24 février 2023
Cour d’appel de Toulouse
RG n°
23/00190

COUR D’APPEL DE TOULOUSE

Minute 2023/192

N° RG 23/00190 – N° Portalis DBVI-V-B7H-PIVV

O R D O N N A N C E

L’an DEUX MILLE VINGT TROIS et le 24 février à 16H10

Nous, C.ROUGER, magistrat délégué par ordonnance du Premier Président en date du 7 DECEMBRE 2022 pour connaître des recours prévus par les articles L. 743-21 et L.342-12, R.743-10 et suivants du code de l’entrée et du séjour des étrangers et du droit d’asile.

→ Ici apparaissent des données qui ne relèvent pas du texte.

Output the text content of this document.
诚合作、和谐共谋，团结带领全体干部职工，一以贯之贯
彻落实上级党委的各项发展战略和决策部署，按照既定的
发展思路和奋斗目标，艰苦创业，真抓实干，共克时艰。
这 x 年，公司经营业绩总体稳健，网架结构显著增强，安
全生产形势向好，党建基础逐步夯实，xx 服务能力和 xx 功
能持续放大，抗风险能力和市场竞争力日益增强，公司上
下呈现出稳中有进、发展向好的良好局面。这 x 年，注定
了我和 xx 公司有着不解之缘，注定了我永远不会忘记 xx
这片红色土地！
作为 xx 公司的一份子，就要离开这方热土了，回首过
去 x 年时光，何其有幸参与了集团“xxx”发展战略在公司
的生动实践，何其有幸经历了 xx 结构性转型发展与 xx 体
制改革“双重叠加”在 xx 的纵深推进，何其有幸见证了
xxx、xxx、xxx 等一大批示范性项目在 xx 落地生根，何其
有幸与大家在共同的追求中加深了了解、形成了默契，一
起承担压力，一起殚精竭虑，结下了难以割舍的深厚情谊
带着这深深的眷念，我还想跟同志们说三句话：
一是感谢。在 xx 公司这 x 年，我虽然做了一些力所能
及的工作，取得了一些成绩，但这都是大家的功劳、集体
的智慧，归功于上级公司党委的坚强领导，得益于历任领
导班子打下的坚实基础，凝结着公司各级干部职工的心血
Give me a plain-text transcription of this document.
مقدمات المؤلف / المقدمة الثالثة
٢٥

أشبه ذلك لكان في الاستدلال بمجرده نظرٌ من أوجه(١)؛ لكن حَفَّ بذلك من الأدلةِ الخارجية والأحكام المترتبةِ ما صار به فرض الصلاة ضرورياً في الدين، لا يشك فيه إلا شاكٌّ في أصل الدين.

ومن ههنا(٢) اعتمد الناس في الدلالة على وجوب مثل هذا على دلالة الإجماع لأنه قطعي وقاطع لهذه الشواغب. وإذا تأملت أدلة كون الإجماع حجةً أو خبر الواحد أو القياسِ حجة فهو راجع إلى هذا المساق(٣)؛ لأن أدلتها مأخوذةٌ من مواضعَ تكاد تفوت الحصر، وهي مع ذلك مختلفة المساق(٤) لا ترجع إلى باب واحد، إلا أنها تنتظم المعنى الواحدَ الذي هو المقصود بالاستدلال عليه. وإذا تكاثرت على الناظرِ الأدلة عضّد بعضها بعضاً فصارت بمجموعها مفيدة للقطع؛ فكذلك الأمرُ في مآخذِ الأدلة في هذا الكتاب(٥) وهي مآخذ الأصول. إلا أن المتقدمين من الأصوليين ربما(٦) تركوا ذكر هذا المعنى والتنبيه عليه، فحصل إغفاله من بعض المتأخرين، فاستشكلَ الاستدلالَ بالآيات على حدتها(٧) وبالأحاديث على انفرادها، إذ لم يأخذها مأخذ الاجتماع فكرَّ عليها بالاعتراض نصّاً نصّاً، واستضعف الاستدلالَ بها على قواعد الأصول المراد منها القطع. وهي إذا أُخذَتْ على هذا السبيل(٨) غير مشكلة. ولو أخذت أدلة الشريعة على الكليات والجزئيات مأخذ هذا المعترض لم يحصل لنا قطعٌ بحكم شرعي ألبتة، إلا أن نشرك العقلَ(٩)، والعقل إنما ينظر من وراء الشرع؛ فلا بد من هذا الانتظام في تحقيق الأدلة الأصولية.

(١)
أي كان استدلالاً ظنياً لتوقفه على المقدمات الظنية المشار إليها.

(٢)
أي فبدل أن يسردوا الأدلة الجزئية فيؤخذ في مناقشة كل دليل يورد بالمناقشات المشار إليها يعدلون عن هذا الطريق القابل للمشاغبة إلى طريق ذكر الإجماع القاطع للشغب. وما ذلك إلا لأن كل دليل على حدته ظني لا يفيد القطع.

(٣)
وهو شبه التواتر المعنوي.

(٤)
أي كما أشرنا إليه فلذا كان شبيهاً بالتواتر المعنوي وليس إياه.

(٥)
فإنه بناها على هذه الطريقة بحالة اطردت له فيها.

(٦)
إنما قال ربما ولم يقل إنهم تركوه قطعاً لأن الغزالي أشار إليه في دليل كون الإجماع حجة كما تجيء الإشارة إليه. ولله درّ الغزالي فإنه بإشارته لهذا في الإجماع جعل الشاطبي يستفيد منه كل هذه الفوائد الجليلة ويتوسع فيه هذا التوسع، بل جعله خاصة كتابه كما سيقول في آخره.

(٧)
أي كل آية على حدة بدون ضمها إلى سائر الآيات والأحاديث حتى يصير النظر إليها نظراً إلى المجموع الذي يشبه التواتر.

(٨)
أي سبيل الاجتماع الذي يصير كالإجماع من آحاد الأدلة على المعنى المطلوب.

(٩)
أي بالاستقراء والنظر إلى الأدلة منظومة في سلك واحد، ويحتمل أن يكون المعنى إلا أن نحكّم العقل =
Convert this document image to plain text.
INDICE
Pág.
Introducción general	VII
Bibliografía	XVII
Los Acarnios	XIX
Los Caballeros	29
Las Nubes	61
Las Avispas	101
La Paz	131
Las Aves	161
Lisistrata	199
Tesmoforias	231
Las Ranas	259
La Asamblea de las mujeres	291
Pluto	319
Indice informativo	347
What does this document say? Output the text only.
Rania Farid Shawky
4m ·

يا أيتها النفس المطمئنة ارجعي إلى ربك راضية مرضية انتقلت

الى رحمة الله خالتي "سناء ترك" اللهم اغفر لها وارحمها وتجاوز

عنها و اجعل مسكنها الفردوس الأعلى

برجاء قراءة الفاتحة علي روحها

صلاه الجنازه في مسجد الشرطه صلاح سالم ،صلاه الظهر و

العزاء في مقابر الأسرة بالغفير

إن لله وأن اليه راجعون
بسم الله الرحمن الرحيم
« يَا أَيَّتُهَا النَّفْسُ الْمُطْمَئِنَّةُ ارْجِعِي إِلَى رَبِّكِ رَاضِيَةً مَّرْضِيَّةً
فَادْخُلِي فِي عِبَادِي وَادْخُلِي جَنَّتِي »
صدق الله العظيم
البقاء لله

Vu l’ordonnance rendue le 21 Février 2023 à 18H12 par le juge des libertés et de la détention au tribunal judiciaire de Toulouse ordonnant le maintien au centre de rétention de :

X SE DISANT [C] [Z]

né le [Date naissance 1] 1996 à [Localité 6] – TUNISIE

de nationalité Tunisienne

Vu l’appel formé le 22/02/2023 à 18 h 06 par courriel, par Me Cédrik BREAN, avocat au barreau de TOULOUSE;

A l’audience publique du 24/02/2023 à 09h45, assisté de K. MOKHTARI, greffier avons entendu :

X SE DISANT [C] [Z]

assisté de Me Cédrik BREAN, avocat au barreau de TOULOUSE

qui a eu la parole en dernier ;

avec le concours de [M] [W], interprète, qui a prêté serment,

En l’absence du représentant du Ministère public, régulièrement avisé;

En présence de Mme [D] représentant la PREFECTURE DE L’HERAULT ;

avons rendu l’ordonnance suivante :

Le 18 février 2023 à 19h20 agissant sur réquisition du procureur de la République de Montpellier et au visa de l’article 78-2 alinéa 6 du code de procédure pénale M. [E] [K], brigadier de police a procédé au contrôle d’identité d’un individu déclarant se trouver démuni de documents justifiant de son identité et disant se nommer [C] [Z], né le [Date naissance 5]/1996 à [Localité 6] en Tunisie. Le fichier des personnes recherchées interrogé faisait ressortir deux fiches de recherche actives pour obligation de quitter le territoire et non respect d’assignation à résidence

M.[C] [Z] a été placé en garde à vue pour non respect d’une assignation à résidence malgré ordre de quitter le territoire français le 18 février 2023 à compter de 19h30 h. Sur consultation du fichier automatisé des empreintes dactyloscopiques par M.[U] [J] brigadier chef de police, il apparaissait que l’intéressé était connu de la base de données sous une autre identité celle de [C] [Z] né le [Date naissance 3]1986 sans autre précision.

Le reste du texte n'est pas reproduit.